The Difference Between Casement & Sash Windows

Written by mark morris | 13/05/2017
The Difference Between Casement & Sash Windows
Casement windows come in two styles: single-frame and French. (Jupiterimages/ Images)

While the term "sash" technically refers to any wooden framed window pane, the over/under style of window common in American architecture and known as a single- or double-hung window is commonly referred to as a sash window. Casement windows are broken into two groups as well. French casements open on hinges on both sides, while a crank casement pivots on a pin at the top and bottom of one side.

Single-Hung Sashes

A single-hung sash is an over/under window with two panes.
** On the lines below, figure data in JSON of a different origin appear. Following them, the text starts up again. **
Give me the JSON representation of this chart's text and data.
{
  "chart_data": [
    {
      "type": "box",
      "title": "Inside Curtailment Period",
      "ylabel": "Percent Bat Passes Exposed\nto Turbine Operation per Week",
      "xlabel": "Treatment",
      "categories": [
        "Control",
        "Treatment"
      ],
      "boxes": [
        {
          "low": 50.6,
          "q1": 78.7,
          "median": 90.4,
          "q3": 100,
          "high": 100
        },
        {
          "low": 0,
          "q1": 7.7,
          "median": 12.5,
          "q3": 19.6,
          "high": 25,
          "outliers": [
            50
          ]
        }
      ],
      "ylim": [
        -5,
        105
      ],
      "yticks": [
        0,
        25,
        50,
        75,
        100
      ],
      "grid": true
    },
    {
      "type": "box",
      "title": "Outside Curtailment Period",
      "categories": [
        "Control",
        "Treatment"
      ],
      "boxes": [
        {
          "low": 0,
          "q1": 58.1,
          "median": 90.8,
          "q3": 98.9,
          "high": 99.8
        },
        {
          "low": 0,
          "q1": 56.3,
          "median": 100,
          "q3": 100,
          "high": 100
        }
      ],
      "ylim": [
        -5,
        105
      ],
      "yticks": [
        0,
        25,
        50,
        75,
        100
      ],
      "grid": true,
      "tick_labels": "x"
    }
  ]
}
The upper pane, or sash, is fixed in place and does not open. The lower half of the window raises to open and lowers to close. The single moving pane is what gives the window its name. This style is typically found in smaller windows and is common in vinyl and aluminium replacements. The movement of the window is governed by pulleys and a counterweight.

Double-Hung Sashes

Similar in style to its simpler cousin, the double-hung sash has two moving sashes. The upper sash can be drawn down to open, while the lower sash rises to open and drops to close, as with the single-hung sash. The movement is controlled by a double counterweight system, or springs in newer windows. These counterweight systems are housed in compartments beside the window, inside the frame or the wall.

French Casements

French casement windows are very similar to French doors, in that they have two hinged panels that meet in a vertical joint in the centre of the window and are hinged to the jambs. These windows can have single or multiple panes of glass in each side. Traditional French casements are divided light, meaning they have more than one pane on each side. French casements can be driven mechanically with a crank, although many open and close freely on their hinges, much like traditional doors.

Pivot Casements

Single-sash casements have been used for centuries and were very common in "modern" architecture of the first half of the 20th century. Like French casements, they pivot open, rather than sliding, and they can be hung on traditional pin hinges or pivots mounted in the top and bottom of the frame. Most single casements are crank casements. Crank casements are opened with a mechanical screw crank, which typically has a handle on the inside of the sill, or to one side, that cranks one way to open and the opposite direction to close.